Hier à la Brasserie Bordelaise, une trentaine d’heureux convives étaient réunis pour partager un moment privilégié au côté d’Alain Brumont, incontournable figure de la viticulture du Sud-Ouest. L’homme qui a donné ses lettres de noblesse au Madiran et a rendus célèbres les grands vins de Gascogne dans le monde entier grâce à son Château Montus et son Château Bouscassé était l’hôte d’un déjeuner “accords mets et vins” autour de la truffe.

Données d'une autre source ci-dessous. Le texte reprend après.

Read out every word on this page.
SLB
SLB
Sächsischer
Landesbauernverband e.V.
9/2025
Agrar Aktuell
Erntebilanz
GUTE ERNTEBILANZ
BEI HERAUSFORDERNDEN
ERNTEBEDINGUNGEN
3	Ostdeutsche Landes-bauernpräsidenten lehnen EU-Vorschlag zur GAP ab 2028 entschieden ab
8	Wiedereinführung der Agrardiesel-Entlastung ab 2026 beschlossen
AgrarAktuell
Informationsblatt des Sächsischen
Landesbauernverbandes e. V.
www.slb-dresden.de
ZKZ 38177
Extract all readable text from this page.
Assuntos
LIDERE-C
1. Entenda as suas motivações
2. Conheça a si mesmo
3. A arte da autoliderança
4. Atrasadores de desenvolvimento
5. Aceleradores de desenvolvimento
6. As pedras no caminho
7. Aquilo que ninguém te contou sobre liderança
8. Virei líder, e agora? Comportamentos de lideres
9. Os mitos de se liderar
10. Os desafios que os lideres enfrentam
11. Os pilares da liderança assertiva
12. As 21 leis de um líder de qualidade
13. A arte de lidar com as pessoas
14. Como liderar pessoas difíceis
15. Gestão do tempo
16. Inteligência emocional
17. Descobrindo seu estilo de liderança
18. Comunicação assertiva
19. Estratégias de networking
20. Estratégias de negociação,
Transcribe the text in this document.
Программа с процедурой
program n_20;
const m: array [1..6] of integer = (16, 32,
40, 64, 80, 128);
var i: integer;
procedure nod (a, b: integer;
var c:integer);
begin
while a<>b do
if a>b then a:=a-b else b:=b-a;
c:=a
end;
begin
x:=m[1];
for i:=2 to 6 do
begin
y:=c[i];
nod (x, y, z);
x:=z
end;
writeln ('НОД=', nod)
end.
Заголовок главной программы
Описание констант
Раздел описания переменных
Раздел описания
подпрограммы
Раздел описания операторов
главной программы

Le menu jouait la simplicité et donnait la part belle à la tuber melanosporum, star de saison : brouillade d’œufs à la truffe, carpaccio à la truffe, brie truffé… Le tout accompagné de très belles bouteilles – un Montus blanc 1999 d’une superbe onctuosité, un Bouscassé “Les Menhirs” 2002 agréablement fruité, un Montus rouge 2000 d’une rare élégance et un Montus “La Tyre” 2002 puissant, complexe et subtilement corsé. Pour finir par une authentique curiosité : Frimaire 1996, un liquoreux (appellation Pacherenc du Vic-Bilh) développant d’étonnants et persistants arômes de truffe blanche ! De circonstance…

Dans les étoiles

Bien entendu, ces nectars ont ravi les gourmets qui avaient répondu présent (notamment l’astronaute Patrick Baudry, venu en voisin et en amoureux du vin… en particulier ceux d’Alain Brumont), confirmant leur excellente réputation qui a depuis longtemps dépassé les frontières du Sud-Ouest et de la France. Régulièrement classés parmi les meilleurs vins du monde, à hauteur avec des Opus One, Léoville Las Cases, Domaine de Trévallon, Angélus ou autre Domaine de la Janasse, les vins d’Alain Brumont font l’objet de dégustations croisées régulières, comme prochainement avec les vins de Guigal dans le Rhône ou Antinori en Toscane. Ils seront aussi à l’honneur au Québec au mois de mars, à l’invitation de la SAQ.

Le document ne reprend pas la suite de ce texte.